Recently, USC experts have warned that the keto diet, which is high fat, moderate protein, very low carbohydrate diet plan, may be unsafe.
The diet plan focuses on getting the body to switch from burning carbs to burning fat for fuel, in turn producing ketones, leading to ketosis.
According to Dean Pinchas Cohen at the USC Leonard Davis School of Gerontology, the keto diet may bring harm to the body.
This is because the diet plan cuts out major healthy foods, including whole grains, dairy products, legumes, and some nutritious vegetables.
This makes the whole diet provide inadequate nutrients for the body.
Although the diet could help with weight loss, in the long run cutting out carbs could raise health risks and mortality over time.
The keto diet could also harm bone health. In addition, there is a lack of understanding about the impact of ketosis is on one’s long-term health.
Other experts suggest that the keto diet should be prescribed by a registered dietitian.
Jessica Lowe, a Keck School of Medicine of USC ketogenic dietitian, suggests that she might prescribe it to a patient who has epilepsy because the diet is proved to help control seizures.

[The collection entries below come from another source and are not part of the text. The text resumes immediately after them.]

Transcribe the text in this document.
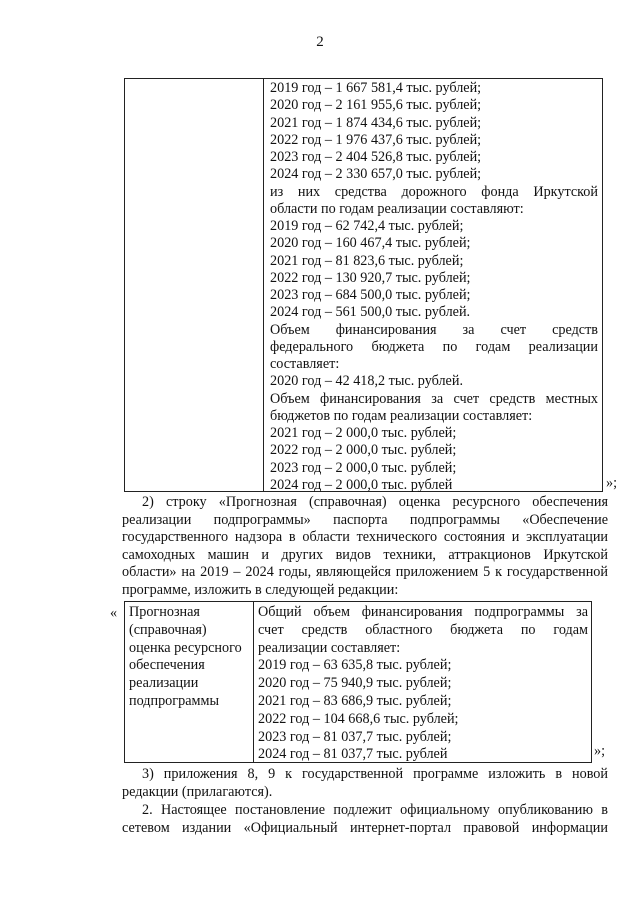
2
2019 год – 1 667 581,4 тыс. рублей;
2020 год – 2 161 955,6 тыс. рублей;
2021 год – 1 874 434,6 тыс. рублей;
2022 год – 1 976 437,6 тыс. рублей;
2023 год – 2 404 526,8 тыс. рублей;
2024 год – 2 330 657,0 тыс. рублей;
из них средства дорожного фонда Иркутской
области по годам реализации составляют:
2019 год – 62 742,4 тыс. рублей;
2020 год – 160 467,4 тыс. рублей;
2021 год – 81 823,6 тыс. рублей;
2022 год – 130 920,7 тыс. рублей;
2023 год – 684 500,0 тыс. рублей;
2024 год – 561 500,0 тыс. рублей.
Объем финансирования за счет средств
федерального бюджета по годам реализации
составляет:
2020 год – 42 418,2 тыс. рублей.
Объем финансирования за счет средств местных
бюджетов по годам реализации составляет:
2021 год – 2 000,0 тыс. рублей;
2022 год – 2 000,0 тыс. рублей;
2023 год – 2 000,0 тыс. рублей;
2024 год – 2 000,0 тыс. рублей	»;
2) строку «Прогнозная (справочная) оценка ресурсного обеспечения
реализации подпрограммы» паспорта подпрограммы «Обеспечение
государственного надзора в области технического состояния и эксплуатации
самоходных машин и других видов техники, аттракционов Иркутской
области» на 2019 – 2024 годы, являющейся приложением 5 к государственной
программе, изложить в следующей редакции:
« Прогнозная
(справочная)
оценка ресурсного
обеспечения
реализации
подпрограммы
Общий объем финансирования подпрограммы за
счет средств областного бюджета по годам
реализации составляет:
2019 год – 63 635,8 тыс. рублей;
2020 год – 75 940,9 тыс. рублей;
2021 год – 83 686,9 тыс. рублей;
2022 год – 104 668,6 тыс. рублей;
2023 год – 81 037,7 тыс. рублей;
2024 год – 81 037,7 тыс. рублей	»;
3) приложения 8, 9 к государственной программе изложить в новой
редакции (прилагаются).
2. Настоящее постановление подлежит официальному опубликованию в
сетевом издании «Официальный интернет-портал правовой информации
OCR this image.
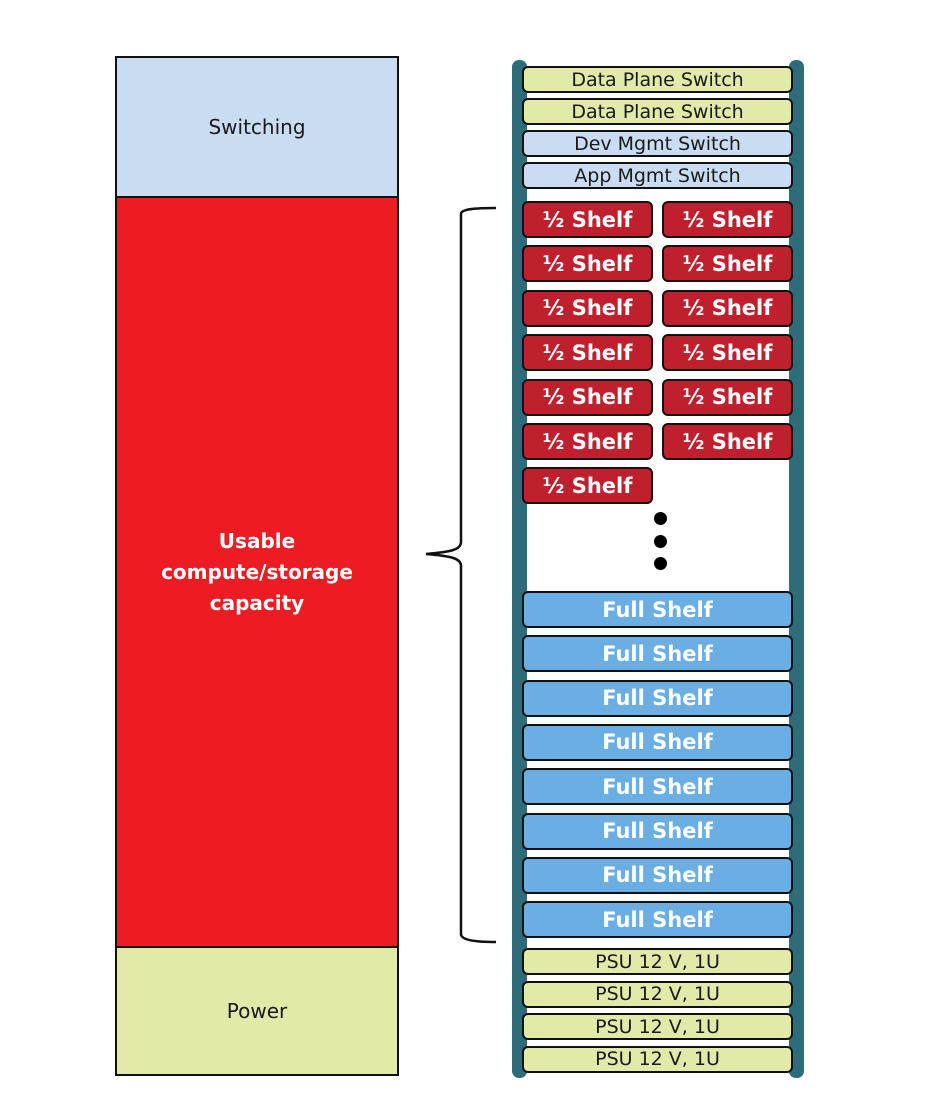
Switching
Usable
compute/storage
capacity
Power
Data Plane Switch
Data Plane Switch
Dev Mgmt Switch
App Mgmt Switch
½ Shelf ½ Shelf
½ Shelf ½ Shelf
½ Shelf ½ Shelf
½ Shelf ½ Shelf
½ Shelf ½ Shelf
½ Shelf ½ Shelf
½ Shelf
Full Shelf
Full Shelf
Full Shelf
Full Shelf
Full Shelf
Full Shelf
Full Shelf
Full Shelf
PSU 12 V, 1U
PSU 12 V, 1U
PSU 12 V, 1U
PSU 12 V, 1U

Michael Goran, a Keck School of Medicine obesity researcher, suggests that people could try an improved version of the keto diet and get the same results.
To do this, people could cut out added sugars—sodas, juices, processed foods—and simple carbohydrates.
Lorraine Turcotte, a metabolism researcher at the USC Dornsife College of Letters, Arts, and Sciences, suggests that maybe the best diet solution is to have a well-balanced diet, lots of fruits and vegetables.